A healthy soil with a diverse microbe population has dozens of different microbe species to perform each of the previously listed plant-beneficial functions. Average production soils have 5 to 10 percent of the diversity and 1/100th to 1/1,000,000th the population of a healthy soil. 

Read that last line again. Soils with that much loss of diversity and population are fundamentally broken, both functionally and ecologically. When analyzing customers’ soils, we often find that even well-farmed regenerative soils lack fungal diversity after 20-plus years. The narrowing of the population diversity and reduction in population size is the result of an accumulation of adversity. It does not happen all at once but is successive in impact. Adversity that narrows microbe diversity and reduces population sizes comes from a myriad of sources, including: 

• Lack of available carbon;
• Tillage;
• Salt accumulation;
• Soil solarization;
• Significant soil nutrient imbalances or absences;
• Significant nutrient availability interference — e.g., chloride or aluminum;
• Too acidic or alkaline soil;
• Anaerobic conditions caused by cementation, compaction or waterlogging;
• High-dose synthetic fertilizer applications and non-liquid salt-based fertilizers;
• Pesticides (especially systemic ones);
• Poor water quality (salts, pH, bicarbonates); and,
• Insufficient plant genus diversity in crop rotations and cover cropping.

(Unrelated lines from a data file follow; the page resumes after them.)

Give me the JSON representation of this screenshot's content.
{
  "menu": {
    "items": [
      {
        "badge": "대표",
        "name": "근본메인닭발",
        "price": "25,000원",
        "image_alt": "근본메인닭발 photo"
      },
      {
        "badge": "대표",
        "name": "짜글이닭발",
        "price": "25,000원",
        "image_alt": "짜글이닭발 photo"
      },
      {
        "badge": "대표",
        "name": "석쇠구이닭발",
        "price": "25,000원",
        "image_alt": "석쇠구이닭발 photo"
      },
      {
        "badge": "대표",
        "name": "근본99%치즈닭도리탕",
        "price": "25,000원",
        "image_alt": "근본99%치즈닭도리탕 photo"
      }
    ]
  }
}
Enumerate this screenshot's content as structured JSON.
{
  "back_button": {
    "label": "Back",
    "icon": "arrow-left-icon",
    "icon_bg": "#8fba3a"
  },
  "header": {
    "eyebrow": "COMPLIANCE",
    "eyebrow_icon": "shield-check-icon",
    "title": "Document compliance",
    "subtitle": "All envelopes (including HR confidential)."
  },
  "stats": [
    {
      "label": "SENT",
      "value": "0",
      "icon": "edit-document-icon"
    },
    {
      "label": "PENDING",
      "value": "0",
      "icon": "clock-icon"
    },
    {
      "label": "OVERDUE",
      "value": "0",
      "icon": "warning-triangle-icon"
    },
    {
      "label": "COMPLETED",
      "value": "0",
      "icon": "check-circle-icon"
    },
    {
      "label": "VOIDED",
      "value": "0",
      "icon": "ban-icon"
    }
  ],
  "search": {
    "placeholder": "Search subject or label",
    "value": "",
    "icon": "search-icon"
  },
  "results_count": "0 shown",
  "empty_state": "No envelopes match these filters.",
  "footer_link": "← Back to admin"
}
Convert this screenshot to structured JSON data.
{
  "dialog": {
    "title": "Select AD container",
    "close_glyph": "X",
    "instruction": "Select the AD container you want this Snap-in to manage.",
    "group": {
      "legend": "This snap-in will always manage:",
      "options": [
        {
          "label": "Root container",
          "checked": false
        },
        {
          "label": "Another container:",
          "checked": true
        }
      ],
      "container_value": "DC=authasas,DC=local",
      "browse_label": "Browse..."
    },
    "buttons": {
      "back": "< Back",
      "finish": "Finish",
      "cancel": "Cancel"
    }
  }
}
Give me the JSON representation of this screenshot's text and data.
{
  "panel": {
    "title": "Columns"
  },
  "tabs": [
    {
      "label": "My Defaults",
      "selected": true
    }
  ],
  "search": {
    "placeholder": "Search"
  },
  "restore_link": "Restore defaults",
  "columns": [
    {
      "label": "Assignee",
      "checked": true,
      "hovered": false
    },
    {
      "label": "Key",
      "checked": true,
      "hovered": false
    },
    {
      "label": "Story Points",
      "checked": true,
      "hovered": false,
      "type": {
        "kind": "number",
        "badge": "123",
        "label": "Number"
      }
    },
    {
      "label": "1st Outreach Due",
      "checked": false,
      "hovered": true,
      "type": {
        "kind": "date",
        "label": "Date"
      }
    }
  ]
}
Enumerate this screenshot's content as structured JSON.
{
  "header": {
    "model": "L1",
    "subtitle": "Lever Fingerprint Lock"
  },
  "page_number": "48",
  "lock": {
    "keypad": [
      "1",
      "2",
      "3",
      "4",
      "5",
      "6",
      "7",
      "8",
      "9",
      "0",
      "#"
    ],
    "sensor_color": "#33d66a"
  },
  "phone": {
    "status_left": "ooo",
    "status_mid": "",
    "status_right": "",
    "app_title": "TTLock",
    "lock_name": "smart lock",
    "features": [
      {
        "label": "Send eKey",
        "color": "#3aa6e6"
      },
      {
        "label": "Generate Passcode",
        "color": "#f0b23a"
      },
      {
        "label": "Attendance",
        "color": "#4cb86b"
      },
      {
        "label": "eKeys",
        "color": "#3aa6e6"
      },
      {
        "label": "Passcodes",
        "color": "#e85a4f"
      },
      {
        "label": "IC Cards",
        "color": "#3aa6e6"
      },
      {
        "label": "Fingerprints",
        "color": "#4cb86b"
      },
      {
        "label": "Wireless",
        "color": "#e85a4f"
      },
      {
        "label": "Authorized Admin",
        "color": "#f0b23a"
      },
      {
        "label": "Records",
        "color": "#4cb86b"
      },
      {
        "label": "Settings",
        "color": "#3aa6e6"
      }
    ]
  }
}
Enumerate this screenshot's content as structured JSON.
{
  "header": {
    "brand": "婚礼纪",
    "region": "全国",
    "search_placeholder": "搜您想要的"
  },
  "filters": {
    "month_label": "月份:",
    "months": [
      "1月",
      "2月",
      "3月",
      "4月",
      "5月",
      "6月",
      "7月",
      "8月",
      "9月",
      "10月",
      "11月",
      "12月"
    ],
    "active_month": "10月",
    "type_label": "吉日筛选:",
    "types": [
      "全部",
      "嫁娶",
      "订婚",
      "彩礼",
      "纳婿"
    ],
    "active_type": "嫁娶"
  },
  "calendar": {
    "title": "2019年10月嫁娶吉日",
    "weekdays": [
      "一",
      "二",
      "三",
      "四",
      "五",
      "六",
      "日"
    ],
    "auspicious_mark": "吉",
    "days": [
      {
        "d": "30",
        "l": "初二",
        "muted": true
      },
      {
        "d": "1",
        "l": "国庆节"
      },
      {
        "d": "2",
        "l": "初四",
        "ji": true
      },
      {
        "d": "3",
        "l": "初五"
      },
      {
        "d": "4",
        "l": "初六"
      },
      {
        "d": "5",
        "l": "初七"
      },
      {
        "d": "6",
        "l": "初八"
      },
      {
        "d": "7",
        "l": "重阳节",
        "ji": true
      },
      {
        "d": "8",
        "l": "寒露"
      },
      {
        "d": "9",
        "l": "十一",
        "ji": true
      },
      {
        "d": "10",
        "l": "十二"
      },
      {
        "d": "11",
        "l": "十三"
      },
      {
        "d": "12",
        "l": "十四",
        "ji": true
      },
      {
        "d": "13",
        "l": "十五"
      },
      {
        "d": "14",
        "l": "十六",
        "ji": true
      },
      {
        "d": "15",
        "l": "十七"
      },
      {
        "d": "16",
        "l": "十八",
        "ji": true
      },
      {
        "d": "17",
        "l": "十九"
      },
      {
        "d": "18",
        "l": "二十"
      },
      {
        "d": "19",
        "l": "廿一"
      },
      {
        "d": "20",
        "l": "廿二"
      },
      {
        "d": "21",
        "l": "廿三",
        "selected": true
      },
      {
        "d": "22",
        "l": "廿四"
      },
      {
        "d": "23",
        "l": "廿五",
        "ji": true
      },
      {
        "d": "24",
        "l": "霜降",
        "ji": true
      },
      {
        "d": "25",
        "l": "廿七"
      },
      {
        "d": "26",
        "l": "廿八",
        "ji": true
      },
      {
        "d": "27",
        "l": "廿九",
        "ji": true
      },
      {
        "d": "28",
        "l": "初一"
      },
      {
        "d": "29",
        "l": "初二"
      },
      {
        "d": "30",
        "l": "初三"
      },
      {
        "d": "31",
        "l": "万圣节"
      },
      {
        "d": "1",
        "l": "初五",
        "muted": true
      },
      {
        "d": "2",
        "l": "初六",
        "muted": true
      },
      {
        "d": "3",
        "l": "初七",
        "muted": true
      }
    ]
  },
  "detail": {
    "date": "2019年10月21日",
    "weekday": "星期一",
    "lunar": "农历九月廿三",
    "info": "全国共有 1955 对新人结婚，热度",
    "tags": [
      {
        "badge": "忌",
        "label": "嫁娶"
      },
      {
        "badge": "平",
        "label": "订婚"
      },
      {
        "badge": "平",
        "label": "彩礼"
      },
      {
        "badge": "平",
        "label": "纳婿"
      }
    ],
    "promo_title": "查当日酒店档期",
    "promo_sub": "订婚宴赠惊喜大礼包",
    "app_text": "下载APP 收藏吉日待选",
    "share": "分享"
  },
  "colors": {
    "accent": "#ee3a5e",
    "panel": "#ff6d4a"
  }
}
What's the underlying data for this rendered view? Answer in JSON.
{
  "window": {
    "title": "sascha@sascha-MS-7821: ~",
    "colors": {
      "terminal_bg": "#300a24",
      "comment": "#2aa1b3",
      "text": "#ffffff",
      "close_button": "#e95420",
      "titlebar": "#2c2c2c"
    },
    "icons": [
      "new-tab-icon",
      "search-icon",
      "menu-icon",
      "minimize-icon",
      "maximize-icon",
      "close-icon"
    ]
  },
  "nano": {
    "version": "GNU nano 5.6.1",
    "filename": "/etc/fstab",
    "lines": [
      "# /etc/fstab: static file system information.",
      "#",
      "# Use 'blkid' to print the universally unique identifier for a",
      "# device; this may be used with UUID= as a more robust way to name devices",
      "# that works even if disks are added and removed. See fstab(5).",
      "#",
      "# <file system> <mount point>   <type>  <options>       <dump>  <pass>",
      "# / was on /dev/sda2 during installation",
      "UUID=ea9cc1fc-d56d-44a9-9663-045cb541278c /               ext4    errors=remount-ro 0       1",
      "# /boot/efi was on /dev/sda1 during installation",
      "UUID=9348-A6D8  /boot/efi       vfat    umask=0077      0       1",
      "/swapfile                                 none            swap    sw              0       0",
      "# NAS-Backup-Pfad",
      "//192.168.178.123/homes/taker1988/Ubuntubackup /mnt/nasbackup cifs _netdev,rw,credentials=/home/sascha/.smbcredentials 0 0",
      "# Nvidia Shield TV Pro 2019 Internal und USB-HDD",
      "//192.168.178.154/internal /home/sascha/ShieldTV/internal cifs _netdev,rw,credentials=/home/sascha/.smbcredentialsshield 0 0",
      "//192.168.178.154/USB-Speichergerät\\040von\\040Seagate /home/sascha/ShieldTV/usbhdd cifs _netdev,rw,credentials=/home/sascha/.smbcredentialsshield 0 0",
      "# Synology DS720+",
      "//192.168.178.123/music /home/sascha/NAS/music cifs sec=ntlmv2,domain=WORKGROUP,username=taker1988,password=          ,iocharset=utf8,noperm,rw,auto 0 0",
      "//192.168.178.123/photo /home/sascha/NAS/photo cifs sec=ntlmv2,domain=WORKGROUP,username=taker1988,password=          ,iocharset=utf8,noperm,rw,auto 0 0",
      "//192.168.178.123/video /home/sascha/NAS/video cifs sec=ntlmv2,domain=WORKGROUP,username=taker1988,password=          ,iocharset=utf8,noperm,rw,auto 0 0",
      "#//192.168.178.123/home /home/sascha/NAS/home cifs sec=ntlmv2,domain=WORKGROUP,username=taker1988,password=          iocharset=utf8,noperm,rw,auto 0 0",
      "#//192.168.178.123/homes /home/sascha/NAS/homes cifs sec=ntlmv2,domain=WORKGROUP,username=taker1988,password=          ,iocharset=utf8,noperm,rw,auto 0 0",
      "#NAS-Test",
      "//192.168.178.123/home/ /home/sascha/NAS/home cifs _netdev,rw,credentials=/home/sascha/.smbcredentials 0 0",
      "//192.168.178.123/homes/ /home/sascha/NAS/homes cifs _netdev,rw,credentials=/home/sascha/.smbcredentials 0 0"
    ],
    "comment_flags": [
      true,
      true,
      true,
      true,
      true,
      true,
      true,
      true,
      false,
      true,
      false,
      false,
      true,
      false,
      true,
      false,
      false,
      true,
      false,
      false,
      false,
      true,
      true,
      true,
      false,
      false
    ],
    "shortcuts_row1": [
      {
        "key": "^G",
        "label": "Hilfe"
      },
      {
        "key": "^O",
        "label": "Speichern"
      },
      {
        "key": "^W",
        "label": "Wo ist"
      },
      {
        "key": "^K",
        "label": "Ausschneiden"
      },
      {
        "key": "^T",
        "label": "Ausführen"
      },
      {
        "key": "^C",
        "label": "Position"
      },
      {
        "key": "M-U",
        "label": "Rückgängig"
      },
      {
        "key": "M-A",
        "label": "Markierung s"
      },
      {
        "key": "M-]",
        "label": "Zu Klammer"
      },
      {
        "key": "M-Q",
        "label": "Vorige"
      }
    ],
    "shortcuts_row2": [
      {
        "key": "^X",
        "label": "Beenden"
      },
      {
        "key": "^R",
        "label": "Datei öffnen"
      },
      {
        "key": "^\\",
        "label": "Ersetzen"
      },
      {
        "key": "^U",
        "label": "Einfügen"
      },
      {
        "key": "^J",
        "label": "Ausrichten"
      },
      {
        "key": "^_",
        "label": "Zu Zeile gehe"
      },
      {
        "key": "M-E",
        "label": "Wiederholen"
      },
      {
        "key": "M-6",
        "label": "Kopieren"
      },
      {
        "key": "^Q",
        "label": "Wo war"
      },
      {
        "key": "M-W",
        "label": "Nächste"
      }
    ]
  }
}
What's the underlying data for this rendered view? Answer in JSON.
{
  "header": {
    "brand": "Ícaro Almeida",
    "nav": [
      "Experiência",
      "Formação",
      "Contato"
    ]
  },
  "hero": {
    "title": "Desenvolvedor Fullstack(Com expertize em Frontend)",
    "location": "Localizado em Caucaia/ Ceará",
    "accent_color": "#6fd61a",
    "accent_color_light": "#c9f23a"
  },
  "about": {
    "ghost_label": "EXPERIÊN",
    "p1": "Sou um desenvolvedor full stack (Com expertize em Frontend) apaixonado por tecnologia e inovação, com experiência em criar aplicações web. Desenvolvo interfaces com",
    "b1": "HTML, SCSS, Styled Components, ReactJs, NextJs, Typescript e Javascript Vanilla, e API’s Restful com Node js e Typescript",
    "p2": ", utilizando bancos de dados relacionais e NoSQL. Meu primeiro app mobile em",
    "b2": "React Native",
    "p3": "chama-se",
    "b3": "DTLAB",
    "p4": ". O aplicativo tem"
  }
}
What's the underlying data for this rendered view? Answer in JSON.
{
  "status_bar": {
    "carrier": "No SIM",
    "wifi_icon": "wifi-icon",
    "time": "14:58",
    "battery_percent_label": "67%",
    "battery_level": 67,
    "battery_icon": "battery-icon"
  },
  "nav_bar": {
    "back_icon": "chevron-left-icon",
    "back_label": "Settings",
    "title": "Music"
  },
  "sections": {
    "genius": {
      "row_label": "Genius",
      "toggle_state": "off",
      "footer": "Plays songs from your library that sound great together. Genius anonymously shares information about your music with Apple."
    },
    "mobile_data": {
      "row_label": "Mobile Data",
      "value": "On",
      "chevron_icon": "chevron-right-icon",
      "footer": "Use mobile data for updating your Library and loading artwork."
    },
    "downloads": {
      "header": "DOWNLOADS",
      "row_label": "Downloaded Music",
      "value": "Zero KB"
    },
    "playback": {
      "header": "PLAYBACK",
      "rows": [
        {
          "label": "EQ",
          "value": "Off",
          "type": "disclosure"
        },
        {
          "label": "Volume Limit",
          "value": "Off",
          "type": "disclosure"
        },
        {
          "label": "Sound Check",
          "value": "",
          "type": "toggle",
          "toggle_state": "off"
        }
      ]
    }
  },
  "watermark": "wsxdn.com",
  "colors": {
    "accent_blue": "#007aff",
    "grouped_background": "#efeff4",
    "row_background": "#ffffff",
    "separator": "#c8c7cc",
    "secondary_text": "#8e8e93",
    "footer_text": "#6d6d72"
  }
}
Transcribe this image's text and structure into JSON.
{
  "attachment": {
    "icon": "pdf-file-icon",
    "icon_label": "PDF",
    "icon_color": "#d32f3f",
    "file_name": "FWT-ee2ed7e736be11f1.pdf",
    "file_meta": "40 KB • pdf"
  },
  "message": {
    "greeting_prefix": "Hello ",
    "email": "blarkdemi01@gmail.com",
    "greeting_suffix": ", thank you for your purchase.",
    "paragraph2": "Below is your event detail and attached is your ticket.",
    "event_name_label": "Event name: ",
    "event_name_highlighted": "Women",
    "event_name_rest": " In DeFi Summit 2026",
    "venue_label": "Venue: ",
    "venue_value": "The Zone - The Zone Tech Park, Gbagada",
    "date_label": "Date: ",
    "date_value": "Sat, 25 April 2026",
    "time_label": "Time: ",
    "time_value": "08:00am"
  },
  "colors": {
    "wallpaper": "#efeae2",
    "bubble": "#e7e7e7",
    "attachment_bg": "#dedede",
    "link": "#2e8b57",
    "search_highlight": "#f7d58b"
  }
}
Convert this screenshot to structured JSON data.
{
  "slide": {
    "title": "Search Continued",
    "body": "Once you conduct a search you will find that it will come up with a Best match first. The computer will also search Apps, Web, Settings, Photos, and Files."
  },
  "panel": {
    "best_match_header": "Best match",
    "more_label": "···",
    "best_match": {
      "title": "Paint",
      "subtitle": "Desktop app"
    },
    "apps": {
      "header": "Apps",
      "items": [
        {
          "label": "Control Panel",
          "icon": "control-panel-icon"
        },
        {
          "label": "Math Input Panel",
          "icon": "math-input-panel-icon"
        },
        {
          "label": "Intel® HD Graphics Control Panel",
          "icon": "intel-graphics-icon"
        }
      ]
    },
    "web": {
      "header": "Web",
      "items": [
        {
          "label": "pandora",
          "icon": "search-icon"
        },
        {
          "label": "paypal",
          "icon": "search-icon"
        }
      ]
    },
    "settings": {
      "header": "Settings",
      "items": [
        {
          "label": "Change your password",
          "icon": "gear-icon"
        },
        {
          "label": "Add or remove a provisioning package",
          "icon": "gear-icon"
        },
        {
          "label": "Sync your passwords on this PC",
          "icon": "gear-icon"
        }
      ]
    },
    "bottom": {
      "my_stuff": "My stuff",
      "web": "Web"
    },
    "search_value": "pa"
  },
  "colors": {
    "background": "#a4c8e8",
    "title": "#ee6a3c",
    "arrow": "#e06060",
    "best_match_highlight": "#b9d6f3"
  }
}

Some microbes are very sensitive to one or more of these adversities and therefore rapidly disappear. Other microbes will be tolerant of some or most of these. As community diversity narrows, the interdependent support between the different microbes dwindles, and microbes that were previously enduring will also successively disappear. The lack of fungal diversity, even on many regenerative soils, can be attributed to fungicide-treated seeds, GMO plant varieties, and/or systemic pesticide use. These practices all disproportionately disadvantage fungi.

Plant species tend to have tight associations with a subset of 50 to 100 rhizosphere microbe species. GMO varieties appear to have associations with fewer species, thus contributing to diversity reduction. Plants can further narrow the microbe diversity by selectively supporting the same species to do their favored functions. 

This narrower microbial diversity means that when a plant experiences an abiotic stressor event such as heat, drought or pests, the complement of other microbe species needed to respond may not be present and may result in significant yield loss. In fields managed to restore microbe diversity, crops exhibit little or no stress during an adverse event while adjacent untreated fields are suffering significant losses. 

Healthy Soils and Biological Balance

You can tell a healthy, living soil by its rich, earthy smell. When you dig into a soil and it lacks this smell, it is a sign that the soil biology is significantly impaired. The earthy smell is volatile organic compounds that microbes use to communicate between themselves and plants, between different microbe species, and within species.